Pitchers batting! Double switches! And bunts, bunts, bunts! The Royals have played just five interleague games all year, but will get some more National League action in the second half. Just before the All-Star break, they will make their first visit to Washington, D.C. in nearly a decade to celebrate the July 4 weekend and take on the Nationals. A few weeks later they will get their first look at SunTrust Park in Cobb County, Georgia to play the Braves for a quick two-game series on July 23-24. Two old rivals the Royals have defeated in the World Series will come to Kansas City on August 13-18 with the Cardinals arriving for their annual cross-state series, followed by the New York Mets that weekend. and the Royals will take their talents to South Beach on September 6-8 to take on the equally bad Miami Marlins in a series that could help determine next year’s draft order.

Getting younger

The Royals have already begun to flush out some underperforming veterans like Chris Owings and Brad Boxberger, and more moves could be coming. Short-term veterans like Hamilton, Maldonado, Bailey, Lucas Duda, and Wily Peralta are only here to serve as stop gaps until the Royals feel younger players are ready to replace them. Whether it is through trades or the waiver wire, the Royals will likely send these players on their way in the second half in favor of players with more upside.

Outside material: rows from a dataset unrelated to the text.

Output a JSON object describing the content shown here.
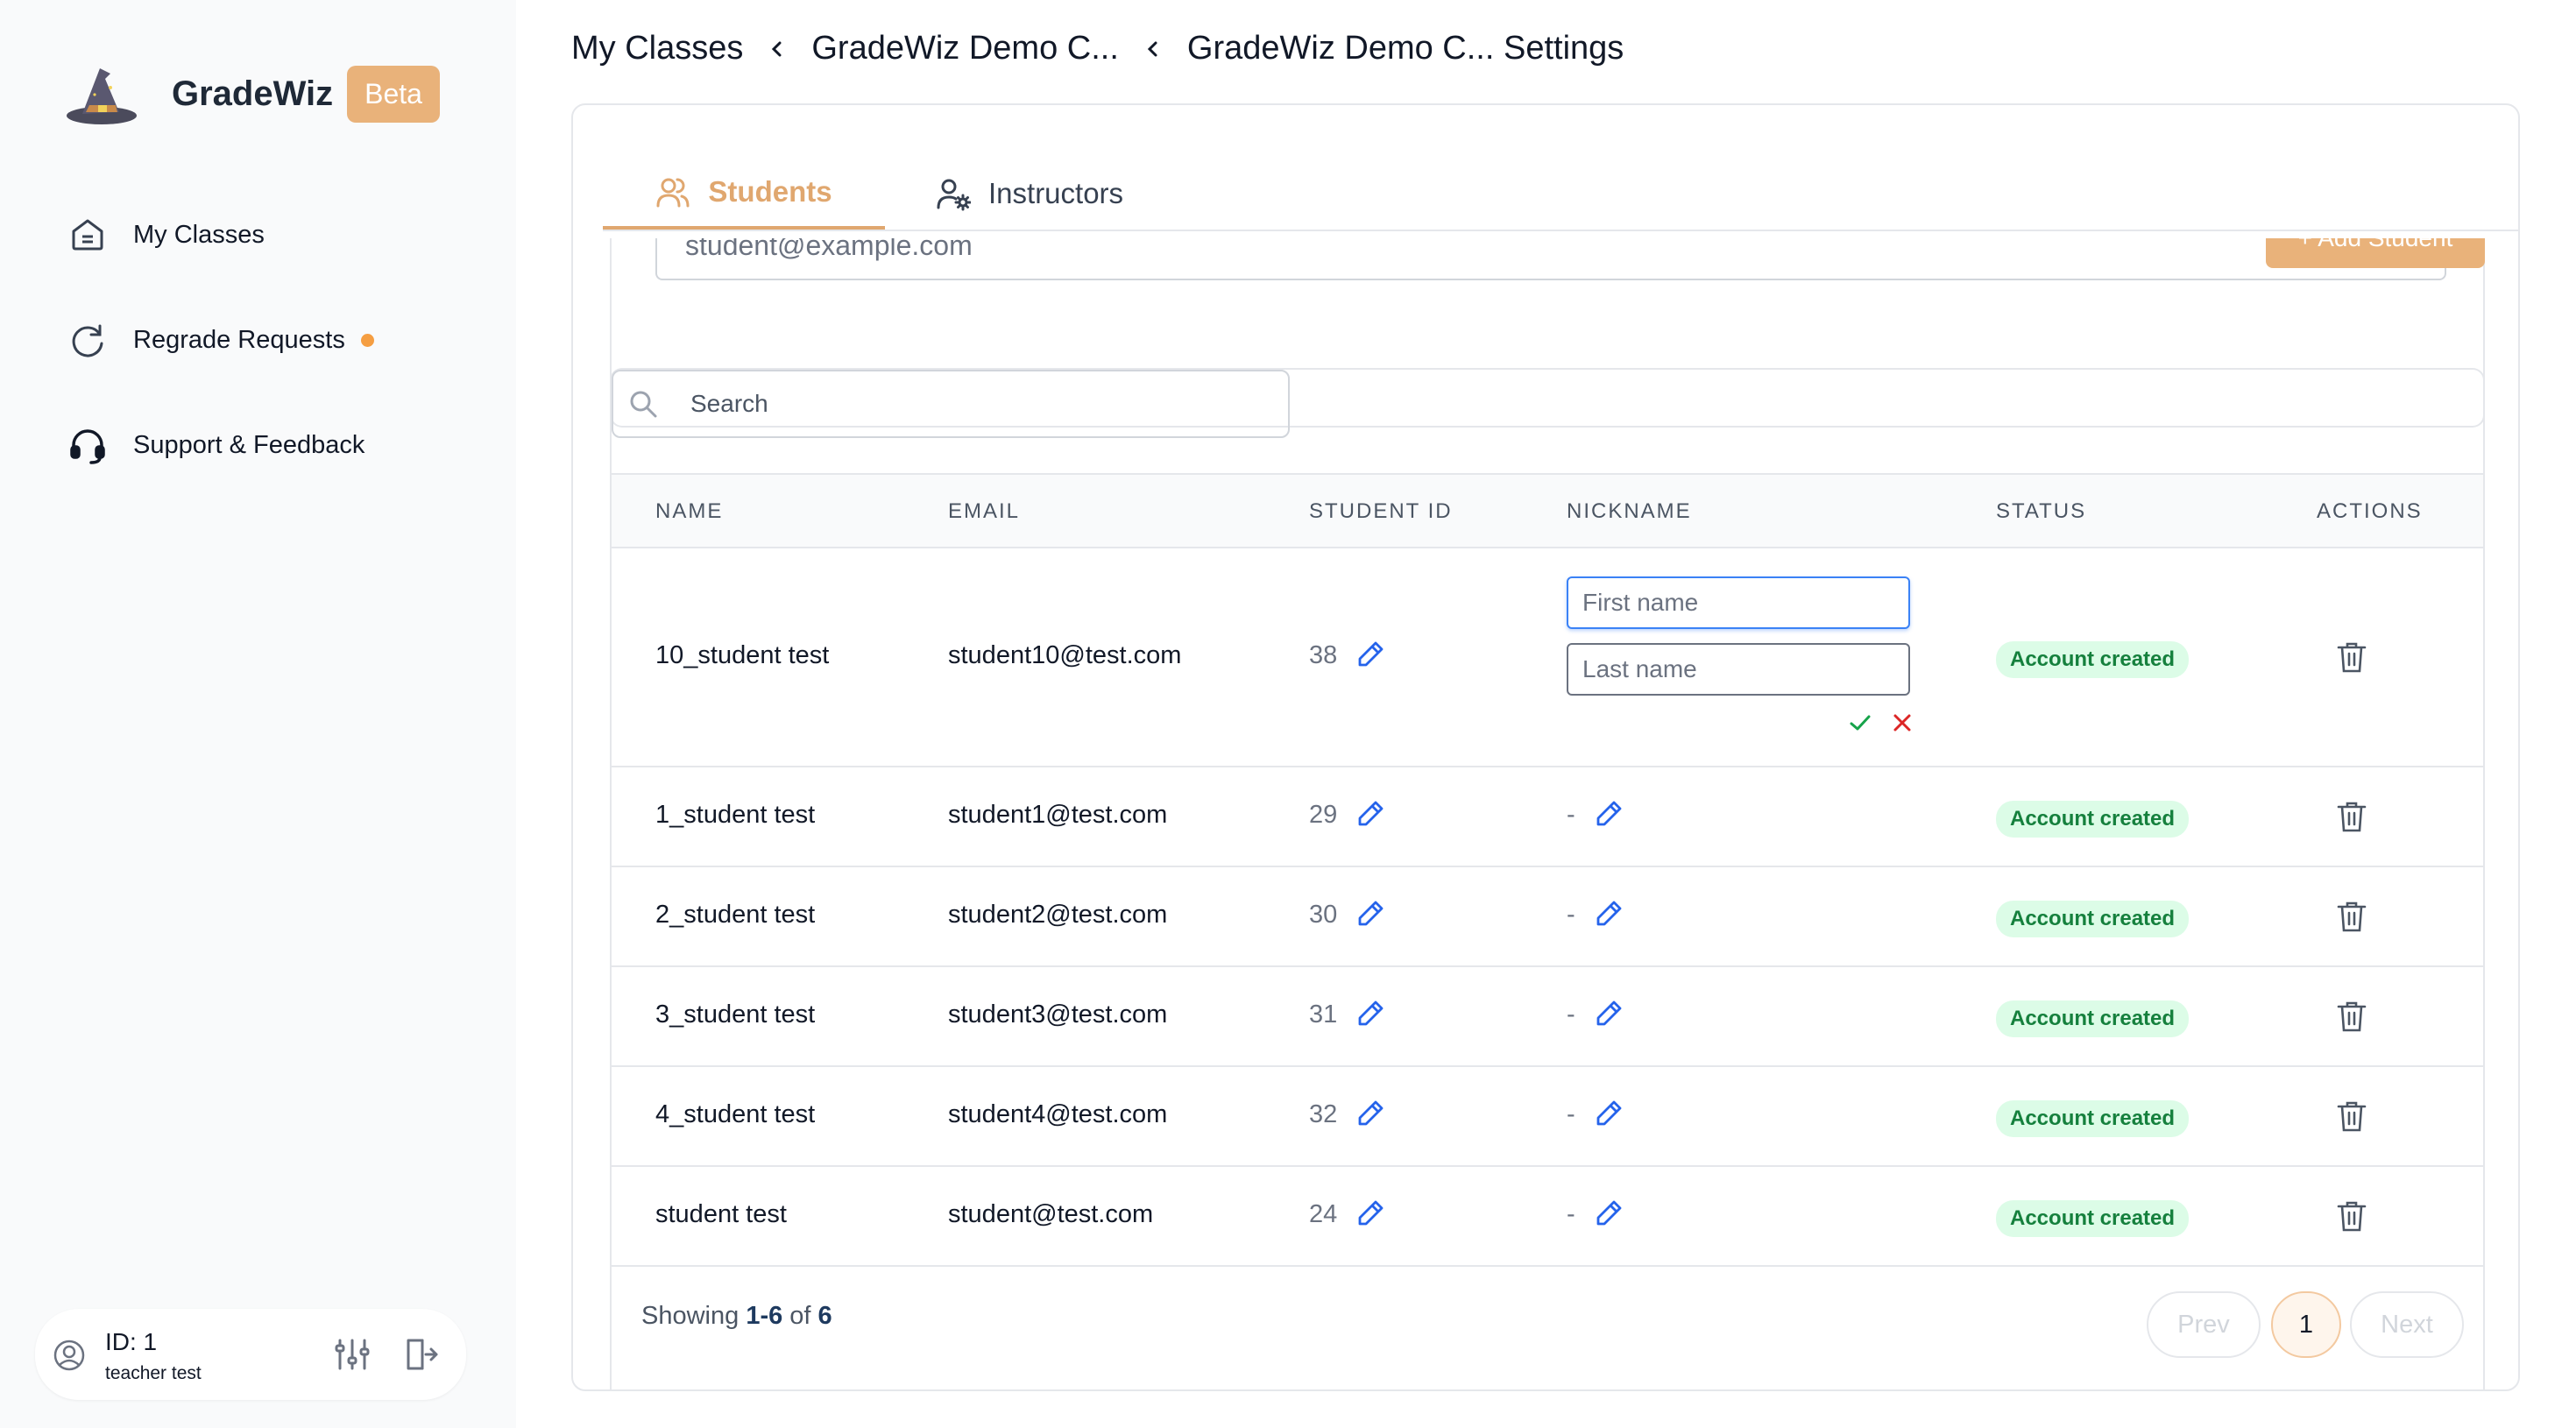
{
  "sidebar": {
    "brand": "GradeWiz",
    "beta": "Beta",
    "nav": [
      {
        "label": "My Classes",
        "icon": "home-icon"
      },
      {
        "label": "Regrade Requests",
        "icon": "refresh-icon",
        "notification_dot": true
      },
      {
        "label": "Support & Feedback",
        "icon": "headset-icon"
      }
    ],
    "user": {
      "id": "ID: 1",
      "name": "teacher test"
    }
  },
  "breadcrumb": [
    "My Classes",
    "GradeWiz Demo C...",
    "GradeWiz Demo C... Settings"
  ],
  "tabs": {
    "students": "Students",
    "instructors": "Instructors",
    "active": "students"
  },
  "add_student": {
    "placeholder": "student@example.com",
    "button": "+ Add Student"
  },
  "search": {
    "placeholder": "Search"
  },
  "table": {
    "headers": [
      "NAME",
      "EMAIL",
      "STUDENT ID",
      "NICKNAME",
      "STATUS",
      "ACTIONS"
    ],
    "editing": {
      "first_placeholder": "First name",
      "last_placeholder": "Last name"
    },
    "rows": [
      {
        "name": "10_student test",
        "email": "student10@test.com",
        "id": "38",
        "nickname": "",
        "status": "Account created"
      },
      {
        "name": "1_student test",
        "email": "student1@test.com",
        "id": "29",
        "nickname": "-",
        "status": "Account created"
      },
      {
        "name": "2_student test",
        "email": "student2@test.com",
        "id": "30",
        "nickname": "-",
        "status": "Account created"
      },
      {
        "name": "3_student test",
        "email": "student3@test.com",
        "id": "31",
        "nickname": "-",
        "status": "Account created"
      },
      {
        "name": "4_student test",
        "email": "student4@test.com",
        "id": "32",
        "nickname": "-",
        "status": "Account created"
      },
      {
        "name": "student test",
        "email": "student@test.com",
        "id": "24",
        "nickname": "-",
        "status": "Account created"
      }
    ]
  },
  "pagination": {
    "showing_prefix": "Showing ",
    "range": "1-6",
    "of": " of ",
    "total": "6",
    "prev": "Prev",
    "current": "1",
    "next": "Next"
  },
  "colors": {
    "accent": "#e0a76f",
    "badge_bg": "#dcfce7",
    "badge_text": "#15803d",
    "pencil": "#2563eb",
    "check": "#16a34a",
    "cross": "#dc2626"
  }
}
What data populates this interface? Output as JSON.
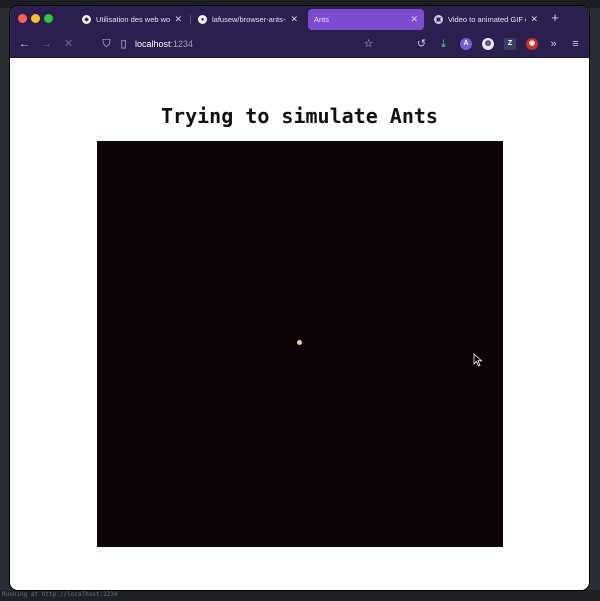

Already the team has called up Nicky Lopez, and Starling could be up before long. The Royals should get a long look at Ryan O’Hearn once he has fixed his swing in the minors, and Brett Phillips and Jorge Bonifacio should be up so the front office can determine whether or not they are part of the future. Richard Lovelady, Jake Newberry, Staumont, and Zimmer should find themselves in the bullpen before long. It is possible Royals fans could get a glimpse of the future with September callups if outfielder Khalil Lee and pitcher Brady Singer get the call, although the team has been reluctant to call up players in September that don’t need to be protected in the Rule 5 draft that winter.

What are you looking for in the second half?